10. Peritoneal fluid

Peritoneal fluid is a critical sample in a small number of colics. This technique is rarely performed on the typical field colic case. It is particularly important in differentiating strangulating from non-strangulating lesions. It is also very important in confirming intestinal rupture, but be careful, as some can be falsely condemned on the basis of inadvertent enterocentesis. It is also possible to contact the spleen resulting in dark blood being sampled.

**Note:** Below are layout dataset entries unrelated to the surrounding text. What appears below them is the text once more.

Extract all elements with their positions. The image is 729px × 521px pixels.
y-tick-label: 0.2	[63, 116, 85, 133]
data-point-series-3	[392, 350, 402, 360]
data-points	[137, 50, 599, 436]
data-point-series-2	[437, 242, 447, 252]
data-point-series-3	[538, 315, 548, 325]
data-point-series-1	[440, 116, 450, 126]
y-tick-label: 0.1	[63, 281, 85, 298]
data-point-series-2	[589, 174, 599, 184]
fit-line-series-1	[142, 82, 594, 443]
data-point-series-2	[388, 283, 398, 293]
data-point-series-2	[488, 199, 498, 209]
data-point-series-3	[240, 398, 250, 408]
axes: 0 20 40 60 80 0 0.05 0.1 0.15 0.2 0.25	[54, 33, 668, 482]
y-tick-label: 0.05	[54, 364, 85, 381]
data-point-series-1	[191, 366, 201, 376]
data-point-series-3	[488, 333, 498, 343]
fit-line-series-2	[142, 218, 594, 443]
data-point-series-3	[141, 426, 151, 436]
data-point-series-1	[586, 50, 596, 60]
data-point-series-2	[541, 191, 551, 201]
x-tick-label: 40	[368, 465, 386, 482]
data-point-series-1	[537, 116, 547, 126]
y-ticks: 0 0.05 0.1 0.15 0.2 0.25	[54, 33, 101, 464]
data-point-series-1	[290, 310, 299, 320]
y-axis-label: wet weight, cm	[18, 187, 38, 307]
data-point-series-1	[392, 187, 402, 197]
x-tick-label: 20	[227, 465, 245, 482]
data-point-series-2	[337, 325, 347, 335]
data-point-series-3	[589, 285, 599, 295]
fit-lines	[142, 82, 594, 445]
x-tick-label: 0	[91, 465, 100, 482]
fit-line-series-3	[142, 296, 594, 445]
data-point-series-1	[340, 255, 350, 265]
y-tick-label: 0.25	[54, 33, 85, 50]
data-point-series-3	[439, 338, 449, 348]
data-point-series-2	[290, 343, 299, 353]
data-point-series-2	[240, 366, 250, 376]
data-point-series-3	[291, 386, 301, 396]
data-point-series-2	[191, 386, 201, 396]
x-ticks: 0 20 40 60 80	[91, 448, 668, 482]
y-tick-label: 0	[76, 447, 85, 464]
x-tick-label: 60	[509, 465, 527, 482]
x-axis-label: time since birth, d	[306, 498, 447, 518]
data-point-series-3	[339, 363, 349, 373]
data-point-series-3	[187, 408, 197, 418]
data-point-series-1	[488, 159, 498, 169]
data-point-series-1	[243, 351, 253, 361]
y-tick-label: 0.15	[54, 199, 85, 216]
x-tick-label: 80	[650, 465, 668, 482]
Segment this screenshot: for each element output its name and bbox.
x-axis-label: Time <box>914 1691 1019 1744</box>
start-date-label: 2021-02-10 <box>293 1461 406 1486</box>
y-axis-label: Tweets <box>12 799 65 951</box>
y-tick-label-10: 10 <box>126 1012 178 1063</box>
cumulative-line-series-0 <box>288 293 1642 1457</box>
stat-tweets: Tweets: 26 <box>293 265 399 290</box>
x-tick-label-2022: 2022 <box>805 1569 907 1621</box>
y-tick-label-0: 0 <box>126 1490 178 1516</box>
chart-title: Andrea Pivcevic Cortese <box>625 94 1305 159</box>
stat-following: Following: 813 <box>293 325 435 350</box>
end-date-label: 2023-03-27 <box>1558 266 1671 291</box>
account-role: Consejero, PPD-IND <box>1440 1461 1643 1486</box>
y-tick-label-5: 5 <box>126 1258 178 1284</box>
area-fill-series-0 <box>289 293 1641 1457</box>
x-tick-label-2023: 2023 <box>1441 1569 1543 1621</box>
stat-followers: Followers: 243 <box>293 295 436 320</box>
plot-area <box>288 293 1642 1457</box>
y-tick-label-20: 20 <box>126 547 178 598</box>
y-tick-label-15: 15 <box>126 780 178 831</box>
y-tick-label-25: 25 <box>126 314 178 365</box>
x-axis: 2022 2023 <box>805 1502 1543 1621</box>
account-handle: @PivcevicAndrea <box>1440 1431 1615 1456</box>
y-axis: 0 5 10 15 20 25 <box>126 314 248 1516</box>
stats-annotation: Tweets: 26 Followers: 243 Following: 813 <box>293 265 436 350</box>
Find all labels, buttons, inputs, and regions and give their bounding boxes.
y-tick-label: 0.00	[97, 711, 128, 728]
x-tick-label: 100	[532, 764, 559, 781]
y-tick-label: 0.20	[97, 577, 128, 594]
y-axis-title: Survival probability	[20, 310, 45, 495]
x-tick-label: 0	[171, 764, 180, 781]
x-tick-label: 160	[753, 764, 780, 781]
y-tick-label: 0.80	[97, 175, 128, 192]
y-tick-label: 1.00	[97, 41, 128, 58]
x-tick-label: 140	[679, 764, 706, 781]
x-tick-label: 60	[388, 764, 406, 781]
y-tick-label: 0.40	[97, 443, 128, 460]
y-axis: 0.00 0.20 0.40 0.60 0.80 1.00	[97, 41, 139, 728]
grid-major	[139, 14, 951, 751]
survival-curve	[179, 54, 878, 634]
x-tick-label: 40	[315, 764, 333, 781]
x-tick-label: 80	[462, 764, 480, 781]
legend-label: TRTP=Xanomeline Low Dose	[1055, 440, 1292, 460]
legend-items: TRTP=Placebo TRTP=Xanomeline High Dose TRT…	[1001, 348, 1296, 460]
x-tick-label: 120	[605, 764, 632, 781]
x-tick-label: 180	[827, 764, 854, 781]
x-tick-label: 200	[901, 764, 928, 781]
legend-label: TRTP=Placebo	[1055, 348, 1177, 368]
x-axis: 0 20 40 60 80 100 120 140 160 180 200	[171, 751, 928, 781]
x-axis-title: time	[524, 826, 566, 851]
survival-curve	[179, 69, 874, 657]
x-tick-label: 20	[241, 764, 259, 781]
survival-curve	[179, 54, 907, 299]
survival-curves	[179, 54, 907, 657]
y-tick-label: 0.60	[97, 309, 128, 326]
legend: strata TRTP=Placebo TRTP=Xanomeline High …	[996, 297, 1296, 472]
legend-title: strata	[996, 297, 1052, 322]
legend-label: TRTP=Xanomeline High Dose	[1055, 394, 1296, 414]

Peritoneal fluid lactate (PFL) concentrations are more useful and sensitive than peripheral blood lactate for determining the prognosis in colicky horses.

From left to right: normal, peritonitis, strangulated small intestine, intestinal rupture, splenic tap

Imaging

Imaging can be an extremely important tool in the evaluation of colicky horses. Ultrasound is the modality of choice, although some training is required for accurate interpretation. It is also helpful in identifying pockets of peritoneal fluid for sampling, determining small intestinal size and motility, intestinal wall thickness, and assessing the stomach size.